Criticism of pure discovery learning
A debate in the instructional community now questions the effectiveness of this model of instruction (Kirschner, Sweller, & Clark, 2006). Bruner (1961) suggested that students are more likely to remember concepts if they discover them on their own. This is as opposed to those they are taught directly. However, Kirschner, Sweller, and Clark (2006) report there is little empirical evidence to support discovery learning. Kirschner et al. suggest that fifty years of empirical data does not support those using these unguided methods of instruction.
Several groups of educators have found evidence that pure discovery learning is a less effective as an instructional strategy for novices, than more direct forms of instruction (e.g. Tuovinen & Sweller, 1999).

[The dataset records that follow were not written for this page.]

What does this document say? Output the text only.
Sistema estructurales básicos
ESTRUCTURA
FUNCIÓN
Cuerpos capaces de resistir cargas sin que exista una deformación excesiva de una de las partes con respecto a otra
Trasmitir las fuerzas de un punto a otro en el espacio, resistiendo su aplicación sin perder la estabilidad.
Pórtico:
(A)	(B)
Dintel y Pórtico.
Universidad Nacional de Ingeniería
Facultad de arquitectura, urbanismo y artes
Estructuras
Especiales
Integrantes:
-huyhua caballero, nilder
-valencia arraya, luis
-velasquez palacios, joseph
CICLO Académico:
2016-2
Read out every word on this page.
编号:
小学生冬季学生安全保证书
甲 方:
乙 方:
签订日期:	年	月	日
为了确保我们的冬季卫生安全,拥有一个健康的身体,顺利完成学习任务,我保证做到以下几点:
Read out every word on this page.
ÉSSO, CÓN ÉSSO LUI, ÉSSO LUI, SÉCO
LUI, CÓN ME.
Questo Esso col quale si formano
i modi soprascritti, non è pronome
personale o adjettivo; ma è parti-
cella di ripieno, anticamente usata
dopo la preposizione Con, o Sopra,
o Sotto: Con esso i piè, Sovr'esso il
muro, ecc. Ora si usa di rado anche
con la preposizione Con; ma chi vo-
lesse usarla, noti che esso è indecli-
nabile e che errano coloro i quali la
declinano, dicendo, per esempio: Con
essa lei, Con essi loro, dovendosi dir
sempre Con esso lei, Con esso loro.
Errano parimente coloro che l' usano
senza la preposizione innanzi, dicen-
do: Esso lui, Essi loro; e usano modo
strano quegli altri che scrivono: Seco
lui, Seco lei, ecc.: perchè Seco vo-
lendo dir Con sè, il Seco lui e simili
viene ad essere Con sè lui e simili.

Mayer (2004) points out that interest in discovery learning has waxed and waned since the 1960s. He argues that in each case the empirical literature has shown that the use of pure discovery methods is not suggested, yet time and time again researchers have renamed their instructional methods only to be discredited again, to rename their movement again. Mayer asked the question "Should There Be a Three-Strikes Rule Against Pure Discovery Learning?" While discovery for oneself may be an engaging form of learning, it may also be frustrating. The main idea behind these critiques is that learners need guidance (Kirschner et al., 2006), but later as they gain confidence and become competent then they may learn through discovery.